Just as with taxable short-term bond funds, the yield here isn’t that crazy. SHM only yields 0.73%. But remember that’s tax free. That measly yield is equal to a 1.29% dividend yield for those investors in the highest Federal income tax rate. That rate isn’t too bad when considering the safety of munis as an investment.
Expenses for the municipal bonds ETF are a cheap 0.2%.
ETFs to Play Municipal Bonds: Market Vectors High-Yield Municipal ETF (HYD)
Taxable Equivalent Yield: 7.13%
Just like the regular bond space, not all municipal bonds are created equal. Credit worthiness varies from state to state or town to town. That means that some issuers are considered “junk.” And just like regular taxable junk bonds, junk munis pay much higher coupons.
The Market Vectors High-Yield Municipal ETF (HYD) tracks the non-investment grade swath of the municipal bonds market.
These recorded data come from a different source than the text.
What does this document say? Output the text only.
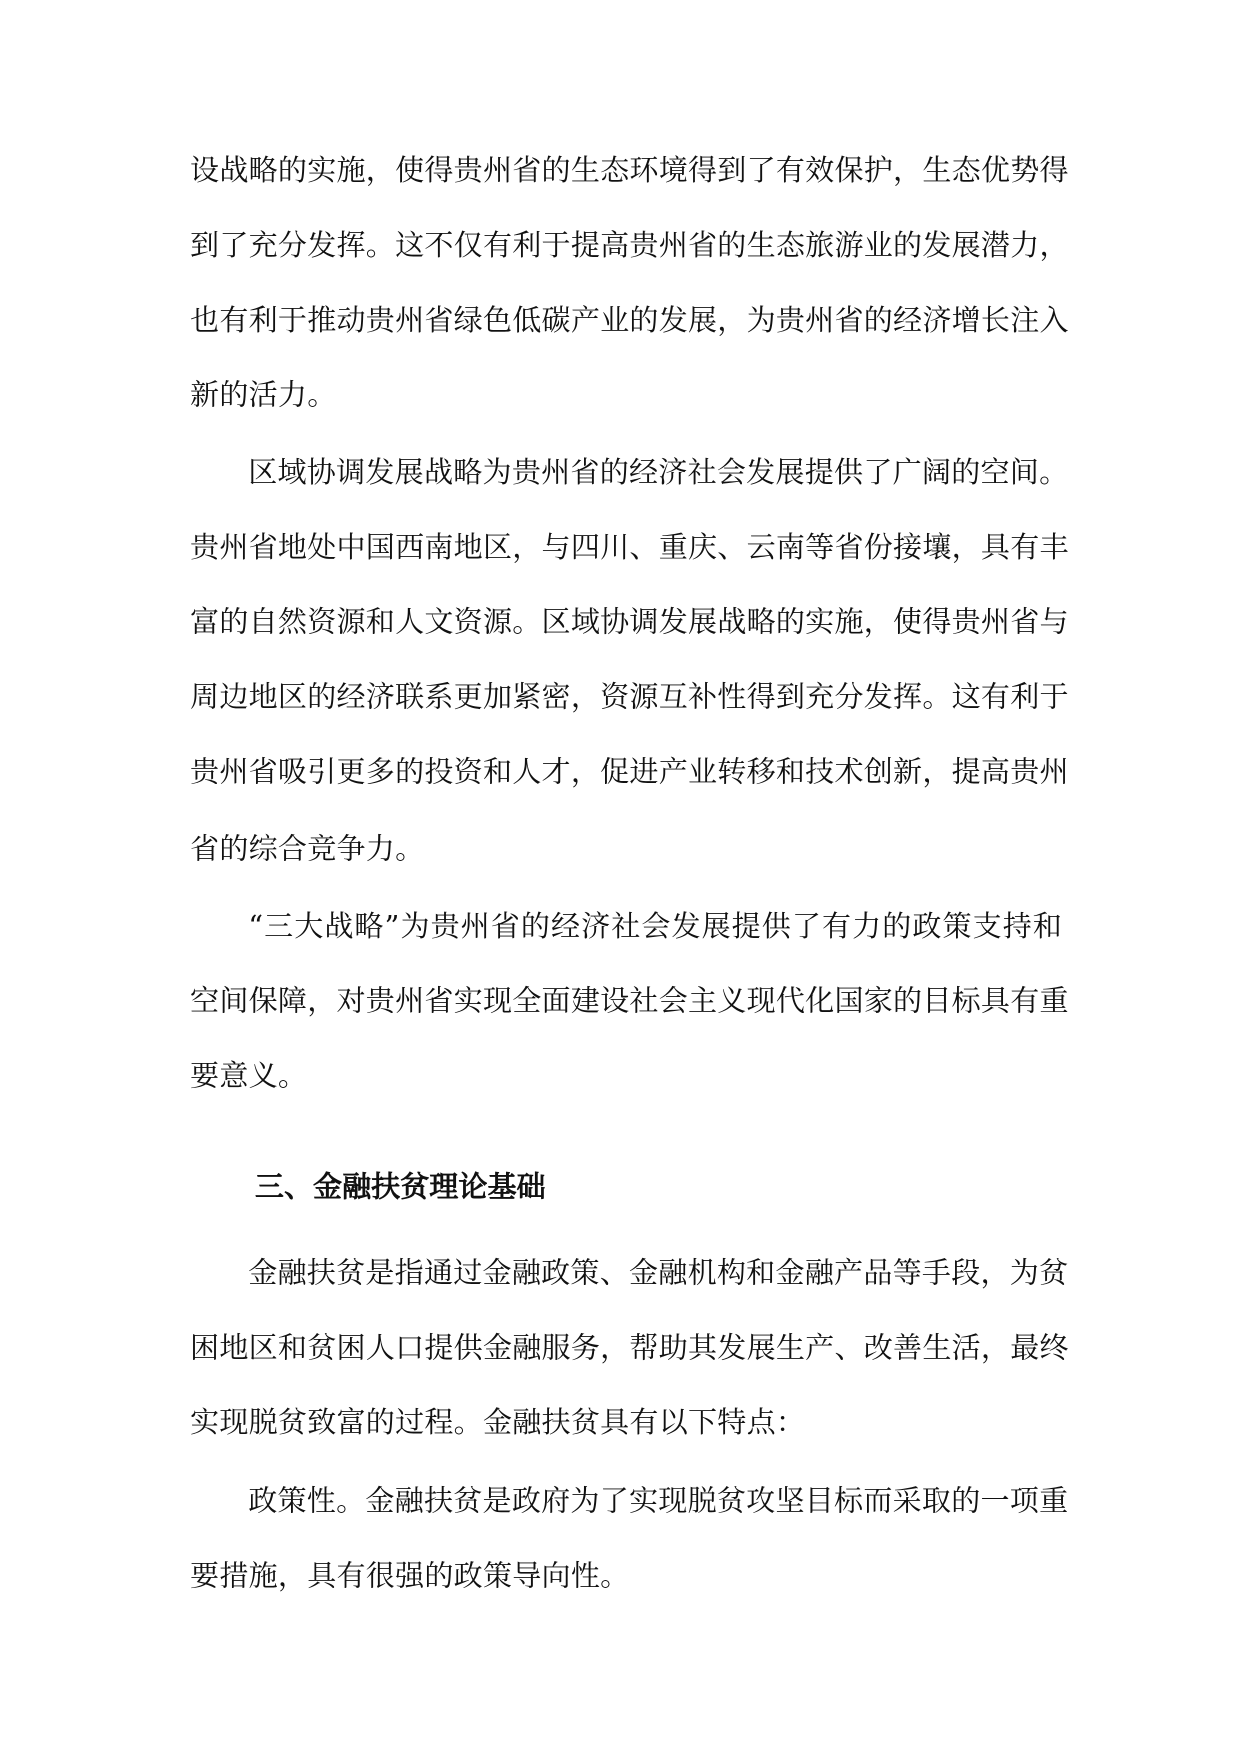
设战略的实施，使得贵州省的生态环境得到了有效保护，生态优势得
到了充分发挥。这不仅有利于提高贵州省的生态旅游业的发展潜力，
也有利于推动贵州省绿色低碳产业的发展，为贵州省的经济增长注入
新的活力。
区域协调发展战略为贵州省的经济社会发展提供了广阔的空间。
贵州省地处中国西南地区，与四川、重庆、云南等省份接壤，具有丰
富的自然资源和人文资源。区域协调发展战略的实施，使得贵州省与
周边地区的经济联系更加紧密，资源互补性得到充分发挥。这有利于
贵州省吸引更多的投资和人才，促进产业转移和技术创新，提高贵州
省的综合竞争力。
“三大战略”为贵州省的经济社会发展提供了有力的政策支持和
空间保障，对贵州省实现全面建设社会主义现代化国家的目标具有重
要意义。
三、金融扶贫理论基础
金融扶贫是指通过金融政策、金融机构和金融产品等手段，为贫
困地区和贫困人口提供金融服务，帮助其发展生产、改善生活，最终
实现脱贫致富的过程。金融扶贫具有以下特点：
政策性。金融扶贫是政府为了实现脱贫攻坚目标而采取的一项重
要措施，具有很强的政策导向性。
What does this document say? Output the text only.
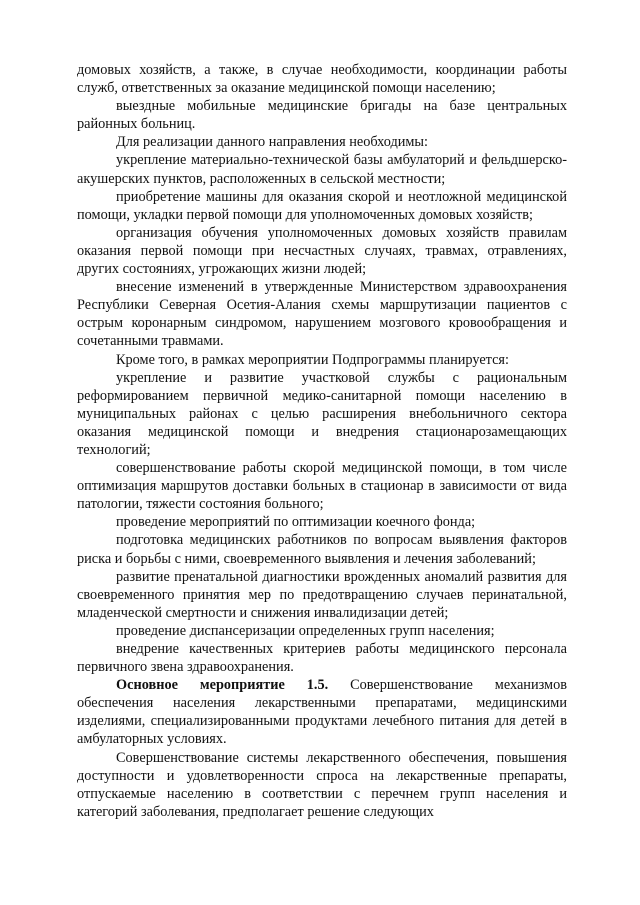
домовых хозяйств, а также, в случае необходимости, координации работы служб, ответственных за оказание медицинской помощи населению;

выездные мобильные медицинские бригады на базе центральных районных больниц.

Для реализации данного направления необходимы:

укрепление материально-технической базы амбулаторий и фельдшерско-акушерских пунктов, расположенных в сельской местности;

приобретение машины для оказания скорой и неотложной медицинской помощи, укладки первой помощи для уполномоченных домовых хозяйств;

организация обучения уполномоченных домовых хозяйств правилам оказания первой помощи при несчастных случаях, травмах, отравлениях, других состояниях, угрожающих жизни людей;

внесение изменений в утвержденные Министерством здравоохранения Республики Северная Осетия-Алания схемы маршрутизации пациентов с острым коронарным синдромом, нарушением мозгового кровообращения и сочетанными травмами.

Кроме того, в рамках мероприятии Подпрограммы планируется:

укрепление и развитие участковой службы с рациональным реформированием первичной медико-санитарной помощи населению в муниципальных районах с целью расширения внебольничного сектора оказания медицинской помощи и внедрения стационарозамещающих технологий;

совершенствование работы скорой медицинской помощи, в том числе оптимизация маршрутов доставки больных в стационар в зависимости от вида патологии, тяжести состояния больного;

проведение мероприятий по оптимизации коечного фонда;

подготовка медицинских работников по вопросам выявления факторов риска и борьбы с ними, своевременного выявления и лечения заболеваний;

развитие пренатальной диагностики врожденных аномалий развития для своевременного принятия мер по предотвращению случаев перинатальной, младенческой смертности и снижения инвалидизации детей;

проведение диспансеризации определенных групп населения;

внедрение качественных критериев работы медицинского персонала первичного звена здравоохранения.

Основное мероприятие 1.5. Совершенствование механизмов обеспечения населения лекарственными препаратами, медицинскими изделиями, специализированными продуктами лечебного питания для детей в амбулаторных условиях.

Совершенствование системы лекарственного обеспечения, повышения доступности и удовлетворенности спроса на лекарственные препараты, отпускаемые населению в соответствии с перечнем групп населения и категорий заболевания, предполагает решение следующих
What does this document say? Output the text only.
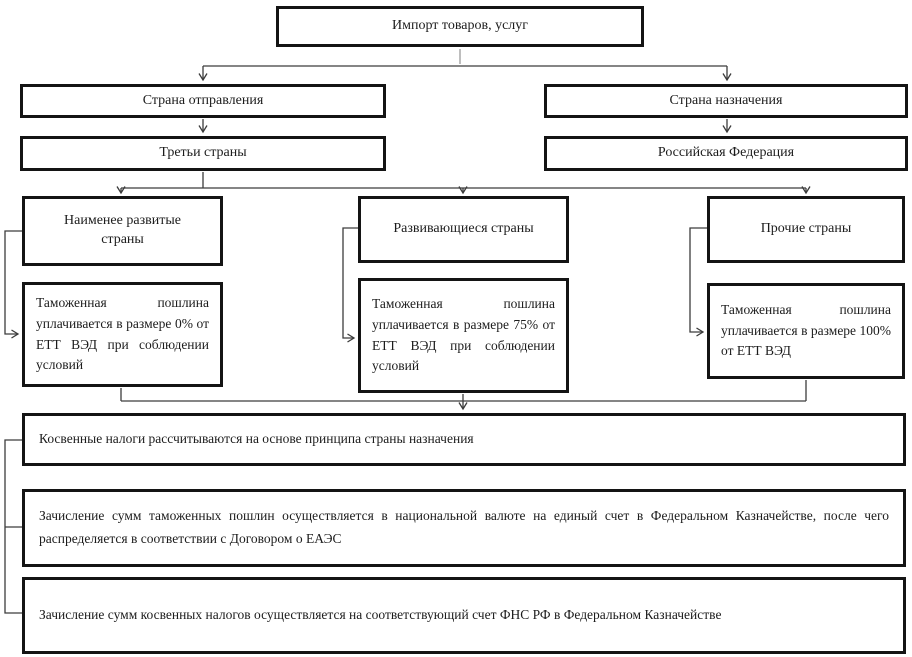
Импорт товаров, услуг
Страна отправления	Страна назначения
Третьи страны	Российская Федерация
Наименее развитые страны
Развивающиеся страны	Прочие страны
Таможенная пошлина уплачивается в размере 0% от ЕТТ ВЭД при соблюдении условий
Таможенная пошлина уплачивается в размере 75% от ЕТТ ВЭД при соблюдении условий
Таможенная пошлина уплачивается в размере 100% от ЕТТ ВЭД
Косвенные налоги рассчитываются на основе принципа страны назначения
Зачисление сумм таможенных пошлин осуществляется в национальной валюте на единый счет в Федеральном Казначействе, после чего распределяется в соответствии с Договором о ЕАЭС
Зачисление сумм косвенных налогов осуществляется на соответствующий счет ФНС РФ в Федеральном Казначействе
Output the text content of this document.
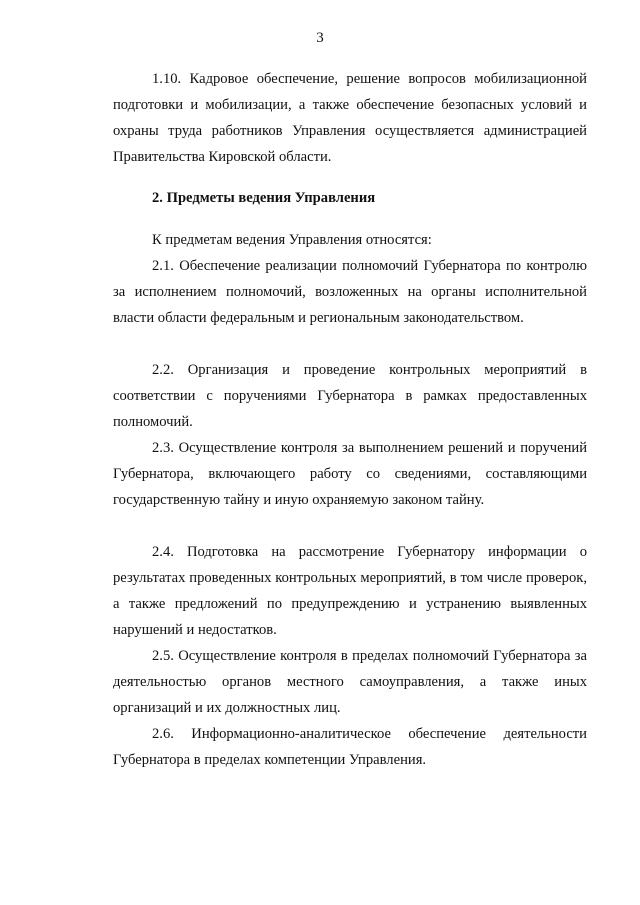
3

1.10. Кадровое обеспечение, решение вопросов мобилизационной подготовки и мобилизации, а также обеспечение безопасных условий и охраны труда работников Управления осуществляется администрацией Правительства Кировской области.

2. Предметы ведения Управления

К предметам ведения Управления относятся:

2.1. Обеспечение реализации полномочий Губернатора по контролю за исполнением полномочий, возложенных на органы исполнительной власти области федеральным и региональным законодательством.

2.2. Организация и проведение контрольных мероприятий в соответствии с поручениями Губернатора в рамках предоставленных полномочий.

2.3. Осуществление контроля за выполнением решений и поручений Губернатора, включающего работу со сведениями, составляющими государственную тайну и иную охраняемую законом тайну.

2.4. Подготовка на рассмотрение Губернатору информации о результатах проведенных контрольных мероприятий, в том числе проверок, а также предложений по предупреждению и устранению выявленных нарушений и недостатков.

2.5. Осуществление контроля в пределах полномочий Губернатора за деятельностью органов местного самоуправления, а также иных организаций и их должностных лиц.

2.6. Информационно-аналитическое обеспечение деятельности Губернатора в пределах компетенции Управления.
These include one-off and special project revenue bonds as well as munis from towns with less-than-stellar credit. The vast bulk of its 1317 holdings are in the BBB to CCC credit quality swaths. That’s the lowest investment grade rating down toward pure junk.
However, for taking on that added risk of buying a bond that finances a town’s monorail, investors are handsomely compensated with HYD’s 4.31% dividend yield. That would be like earning over 7% for investors in the highest tax bracket. The downside is that some of HYD’s bonds are subject to the dreaded alternative minimum tax.
That can be a headache for super higher earners. Despite this risk, it’s still the best way for most investors to gain a huge tax-free dividend from municipal bonds.
Expenses of HYD run 0.35%.
As of this writing, Aaron Levitt did not hold a position in any 0f the aforementioned securities.